In Turkmenistan we focus on:
Supporting private sector development. Turkmenistan’s economy continues to be characterised by pervasive state intervention and state ownership. Although the number of private entrepreneurs and companies is growing, the private sector remains small and closely regulated by the state. In response to these broad reform challenges, during the next Strategy period the Bank will continue to focus its activities in Turkmenistan on supporting private sector development, both directly and indirectly via local partner banks. The EBRD will provide financing to privately-owned companies outside the oil and gas sectors, focusing on food processing and distribution, logistics, transport services, packaging, furniture, and hospitality. To support the development of effective and sustainable financial intermediation to the private sector, the EBRD will prioritise strengthening the financial sector to enable it to fund the economy by introducing market-oriented principles, and will launch a new banking framework agreement with existing and potentially new partner banks to channel funds to private sector MSME clients.
Promoting international integration. To support enhanced integration of Turkmenistan’s economy into the global economy, the EBRD will seek opportunities to attract much-needed FDI by investing alongside foreign strategic investors, and will promote cross-border trade through the Trade Facilitation Programme with eligible partner banks. The EBRD may consider supporting regional transport operations, particularly for projects with a sound business rationale and which are integrated into the CAREC transport corridors or the EU-TRACECA programme.
Laying the foundations for future reforms. In some sectors, particularly energy efficiency, power and municipal services, reforms have been insufficient to enable the EBRD to engage fully. The EBRD will therefore limit its activities in these areas to selective and targeted policy dialogue, as requested by the authorities, to promote the adoption of reforms leading to market-based solutions to the challenges in these sectors.
The EBRD’s latest Turkmenistan strategy was adopted on 7 May 2014
Current EBRD forecast for Turkmenistan Real GDP Growth in 2019 6.3%
Current EBRD forecast for Turkmenistan Real GDP Growth in 2020 6.0%
Economic growth slowed marginally to 6.2 per cent in 2018 from 6.5 per cent in 2017, according to official figures. Fixed investment continued to contract (by 22 per cent year-on-year) as public spending decreased.

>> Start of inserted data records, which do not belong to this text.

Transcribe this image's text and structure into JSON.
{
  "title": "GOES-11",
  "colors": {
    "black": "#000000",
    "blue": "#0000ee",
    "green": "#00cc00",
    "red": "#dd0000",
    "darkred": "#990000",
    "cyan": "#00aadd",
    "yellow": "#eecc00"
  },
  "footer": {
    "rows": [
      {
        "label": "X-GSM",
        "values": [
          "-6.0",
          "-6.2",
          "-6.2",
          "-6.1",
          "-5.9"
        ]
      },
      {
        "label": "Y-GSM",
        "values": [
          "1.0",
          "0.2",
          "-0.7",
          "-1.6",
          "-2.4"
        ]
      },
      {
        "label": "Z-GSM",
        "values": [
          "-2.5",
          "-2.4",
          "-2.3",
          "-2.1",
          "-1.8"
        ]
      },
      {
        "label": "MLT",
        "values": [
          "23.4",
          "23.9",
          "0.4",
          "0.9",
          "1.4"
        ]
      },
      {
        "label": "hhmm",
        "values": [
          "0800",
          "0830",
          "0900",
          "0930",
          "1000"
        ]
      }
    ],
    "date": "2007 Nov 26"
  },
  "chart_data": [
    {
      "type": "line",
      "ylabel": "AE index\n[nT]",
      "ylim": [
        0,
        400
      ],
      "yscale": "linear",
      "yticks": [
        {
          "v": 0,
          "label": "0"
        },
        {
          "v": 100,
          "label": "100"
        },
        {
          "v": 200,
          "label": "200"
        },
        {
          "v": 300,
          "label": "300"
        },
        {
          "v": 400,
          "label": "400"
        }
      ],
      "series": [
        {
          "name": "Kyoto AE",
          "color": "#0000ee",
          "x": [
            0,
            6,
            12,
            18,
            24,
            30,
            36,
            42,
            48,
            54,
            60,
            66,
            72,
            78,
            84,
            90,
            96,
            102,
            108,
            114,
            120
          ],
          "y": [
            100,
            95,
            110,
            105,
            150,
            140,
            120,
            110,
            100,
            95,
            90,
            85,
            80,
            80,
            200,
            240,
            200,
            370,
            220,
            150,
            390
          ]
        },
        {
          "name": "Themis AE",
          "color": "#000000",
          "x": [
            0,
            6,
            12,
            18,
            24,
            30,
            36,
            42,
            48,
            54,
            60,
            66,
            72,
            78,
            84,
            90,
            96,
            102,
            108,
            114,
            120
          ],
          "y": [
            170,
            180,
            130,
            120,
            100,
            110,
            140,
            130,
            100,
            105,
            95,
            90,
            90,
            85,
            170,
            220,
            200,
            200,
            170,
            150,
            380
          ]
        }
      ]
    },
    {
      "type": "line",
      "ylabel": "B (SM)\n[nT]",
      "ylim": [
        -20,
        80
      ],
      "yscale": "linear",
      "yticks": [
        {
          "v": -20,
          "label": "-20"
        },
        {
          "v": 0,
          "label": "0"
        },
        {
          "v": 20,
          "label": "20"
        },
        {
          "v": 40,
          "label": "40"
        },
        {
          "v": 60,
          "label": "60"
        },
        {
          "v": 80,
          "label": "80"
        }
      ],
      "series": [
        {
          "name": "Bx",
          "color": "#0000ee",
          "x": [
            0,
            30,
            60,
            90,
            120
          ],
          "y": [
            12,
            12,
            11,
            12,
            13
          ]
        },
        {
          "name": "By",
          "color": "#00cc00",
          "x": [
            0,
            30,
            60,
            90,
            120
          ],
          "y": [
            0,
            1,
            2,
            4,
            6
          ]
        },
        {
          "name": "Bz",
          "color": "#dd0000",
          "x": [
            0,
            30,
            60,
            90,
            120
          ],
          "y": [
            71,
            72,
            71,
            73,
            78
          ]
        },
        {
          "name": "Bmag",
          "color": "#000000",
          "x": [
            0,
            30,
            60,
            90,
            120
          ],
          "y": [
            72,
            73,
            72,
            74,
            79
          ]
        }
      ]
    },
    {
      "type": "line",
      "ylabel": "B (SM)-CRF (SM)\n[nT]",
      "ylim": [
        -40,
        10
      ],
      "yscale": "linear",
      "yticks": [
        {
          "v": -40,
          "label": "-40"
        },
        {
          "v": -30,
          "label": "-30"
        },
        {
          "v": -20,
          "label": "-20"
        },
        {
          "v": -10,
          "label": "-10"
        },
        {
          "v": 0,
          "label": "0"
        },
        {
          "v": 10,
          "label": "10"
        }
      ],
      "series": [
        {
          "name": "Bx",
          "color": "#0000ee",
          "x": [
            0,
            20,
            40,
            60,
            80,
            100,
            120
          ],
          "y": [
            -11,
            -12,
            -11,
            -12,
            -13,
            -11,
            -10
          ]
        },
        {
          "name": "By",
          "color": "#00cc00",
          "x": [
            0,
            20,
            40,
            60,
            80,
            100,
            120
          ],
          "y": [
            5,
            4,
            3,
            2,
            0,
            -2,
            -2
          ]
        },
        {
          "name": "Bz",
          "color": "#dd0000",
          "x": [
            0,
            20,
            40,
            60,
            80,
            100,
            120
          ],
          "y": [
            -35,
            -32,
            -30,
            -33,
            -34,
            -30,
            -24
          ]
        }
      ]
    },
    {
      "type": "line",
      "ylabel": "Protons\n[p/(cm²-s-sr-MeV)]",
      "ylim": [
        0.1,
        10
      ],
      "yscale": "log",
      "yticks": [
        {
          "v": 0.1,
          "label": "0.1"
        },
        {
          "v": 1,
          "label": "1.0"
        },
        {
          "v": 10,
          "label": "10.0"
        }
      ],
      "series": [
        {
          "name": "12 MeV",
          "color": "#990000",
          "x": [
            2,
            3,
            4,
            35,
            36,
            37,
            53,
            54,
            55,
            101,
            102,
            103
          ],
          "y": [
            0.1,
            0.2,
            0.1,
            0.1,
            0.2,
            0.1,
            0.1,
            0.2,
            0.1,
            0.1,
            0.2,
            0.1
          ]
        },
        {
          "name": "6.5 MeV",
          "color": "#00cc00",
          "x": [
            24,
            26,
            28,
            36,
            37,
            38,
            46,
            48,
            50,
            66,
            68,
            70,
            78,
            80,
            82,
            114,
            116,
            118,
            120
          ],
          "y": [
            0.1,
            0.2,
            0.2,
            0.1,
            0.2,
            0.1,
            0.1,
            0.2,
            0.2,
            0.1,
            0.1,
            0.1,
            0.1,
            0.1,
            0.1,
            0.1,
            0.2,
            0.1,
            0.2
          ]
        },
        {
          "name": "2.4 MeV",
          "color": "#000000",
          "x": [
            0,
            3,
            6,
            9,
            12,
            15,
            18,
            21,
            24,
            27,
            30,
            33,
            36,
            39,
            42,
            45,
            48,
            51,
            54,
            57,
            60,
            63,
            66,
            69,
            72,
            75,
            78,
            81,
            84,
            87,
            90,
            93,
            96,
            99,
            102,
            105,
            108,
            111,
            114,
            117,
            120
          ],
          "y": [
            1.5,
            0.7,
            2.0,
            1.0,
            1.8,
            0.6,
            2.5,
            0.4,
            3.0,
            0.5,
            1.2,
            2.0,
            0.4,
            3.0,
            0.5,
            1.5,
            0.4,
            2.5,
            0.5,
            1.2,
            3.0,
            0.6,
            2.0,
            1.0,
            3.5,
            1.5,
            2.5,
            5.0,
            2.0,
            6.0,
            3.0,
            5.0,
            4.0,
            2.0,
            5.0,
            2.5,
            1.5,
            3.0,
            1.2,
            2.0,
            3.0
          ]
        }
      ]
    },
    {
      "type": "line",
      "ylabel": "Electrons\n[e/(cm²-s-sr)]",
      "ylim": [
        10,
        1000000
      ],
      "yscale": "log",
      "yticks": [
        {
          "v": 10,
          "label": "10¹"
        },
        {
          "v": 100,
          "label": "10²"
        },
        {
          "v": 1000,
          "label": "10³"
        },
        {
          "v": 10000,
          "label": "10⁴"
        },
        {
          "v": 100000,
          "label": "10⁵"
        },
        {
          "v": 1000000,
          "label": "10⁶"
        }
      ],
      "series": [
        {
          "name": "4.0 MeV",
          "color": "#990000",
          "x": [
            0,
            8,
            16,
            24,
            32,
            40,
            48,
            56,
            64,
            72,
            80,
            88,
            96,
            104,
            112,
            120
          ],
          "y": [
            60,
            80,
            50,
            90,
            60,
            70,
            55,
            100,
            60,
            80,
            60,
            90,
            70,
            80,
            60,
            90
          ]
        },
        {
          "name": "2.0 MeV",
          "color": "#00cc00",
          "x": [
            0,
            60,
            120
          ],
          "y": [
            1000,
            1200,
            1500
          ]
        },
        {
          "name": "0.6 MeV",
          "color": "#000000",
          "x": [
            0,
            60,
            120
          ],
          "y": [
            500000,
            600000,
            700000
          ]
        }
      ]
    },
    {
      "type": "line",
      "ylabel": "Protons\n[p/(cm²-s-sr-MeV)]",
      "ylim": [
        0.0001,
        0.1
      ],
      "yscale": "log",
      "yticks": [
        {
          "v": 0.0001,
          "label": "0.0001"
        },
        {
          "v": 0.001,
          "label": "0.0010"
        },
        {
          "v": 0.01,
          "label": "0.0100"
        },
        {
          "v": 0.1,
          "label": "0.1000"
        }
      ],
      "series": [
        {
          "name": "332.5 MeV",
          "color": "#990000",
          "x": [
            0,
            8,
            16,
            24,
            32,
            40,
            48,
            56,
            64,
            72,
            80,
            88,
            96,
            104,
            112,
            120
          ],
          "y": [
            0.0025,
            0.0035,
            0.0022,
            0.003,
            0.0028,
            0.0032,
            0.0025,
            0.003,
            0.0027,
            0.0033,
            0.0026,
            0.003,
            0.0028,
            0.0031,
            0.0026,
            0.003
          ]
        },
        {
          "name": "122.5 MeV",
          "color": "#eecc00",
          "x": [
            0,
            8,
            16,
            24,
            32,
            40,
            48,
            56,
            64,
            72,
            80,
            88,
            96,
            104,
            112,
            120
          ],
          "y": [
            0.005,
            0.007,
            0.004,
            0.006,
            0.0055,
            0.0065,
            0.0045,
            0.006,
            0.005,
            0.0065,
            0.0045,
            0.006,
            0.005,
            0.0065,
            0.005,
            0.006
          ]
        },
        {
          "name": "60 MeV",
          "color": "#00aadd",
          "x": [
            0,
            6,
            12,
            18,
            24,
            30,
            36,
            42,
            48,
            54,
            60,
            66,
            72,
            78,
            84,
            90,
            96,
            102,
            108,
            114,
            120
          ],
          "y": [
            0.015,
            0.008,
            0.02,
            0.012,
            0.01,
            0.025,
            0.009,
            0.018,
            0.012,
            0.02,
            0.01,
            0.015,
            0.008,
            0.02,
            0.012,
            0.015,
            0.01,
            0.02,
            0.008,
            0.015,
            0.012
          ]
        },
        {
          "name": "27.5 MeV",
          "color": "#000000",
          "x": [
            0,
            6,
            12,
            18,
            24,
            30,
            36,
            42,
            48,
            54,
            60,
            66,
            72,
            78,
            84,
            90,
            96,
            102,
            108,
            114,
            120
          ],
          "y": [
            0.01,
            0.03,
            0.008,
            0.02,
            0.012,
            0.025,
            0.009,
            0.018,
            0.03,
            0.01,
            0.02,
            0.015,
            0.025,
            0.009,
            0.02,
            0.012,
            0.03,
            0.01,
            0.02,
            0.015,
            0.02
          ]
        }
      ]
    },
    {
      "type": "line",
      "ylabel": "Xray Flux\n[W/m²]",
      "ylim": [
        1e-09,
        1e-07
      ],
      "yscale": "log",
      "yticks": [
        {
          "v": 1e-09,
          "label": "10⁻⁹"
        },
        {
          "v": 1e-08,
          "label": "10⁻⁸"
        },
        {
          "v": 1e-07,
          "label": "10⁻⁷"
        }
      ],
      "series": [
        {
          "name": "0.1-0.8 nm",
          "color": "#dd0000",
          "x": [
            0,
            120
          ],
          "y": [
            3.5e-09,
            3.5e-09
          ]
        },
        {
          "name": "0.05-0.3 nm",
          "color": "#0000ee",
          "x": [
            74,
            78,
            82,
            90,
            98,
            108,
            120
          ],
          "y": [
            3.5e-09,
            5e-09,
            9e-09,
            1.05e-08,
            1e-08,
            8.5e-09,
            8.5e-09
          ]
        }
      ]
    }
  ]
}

Higher gas demand from China enabled strong growth of exports (by 49.6 per cent year-on-year in US dollar terms). In contrast, registered imports declined by 47.8 per cent. However, foreign exchange scarcity has remained severe.
The depreciation of the parallel market exchange rate to 18-19 manats per US dollar by April 2019 (while the official rate is 3.5 manats) exerts strong pressure on prices of imported goods. Officially reported inflation fell to 7.25 per cent in December 2018 from 10.4 per cent a year earlier despite the removal of subsidies and increases in public sector wages and pensions; unrecorded inflation is believed to be substantially higher.
The resumption of gas exports to Russia following a three-year interruption is expected to improve growth prospects. However, in the short term, growth will be weighed down by fiscal restraint, restricted access to foreign exchange except for priority projects, a difficult business environment and limited FDI inflows. Real GDP growth is projected at 6.3 per cent in 2019 and 6.0 per cent in 2020, provided the external demand for gas remains favourable. The forecast risk is high due partly to the difficult access to reliable data.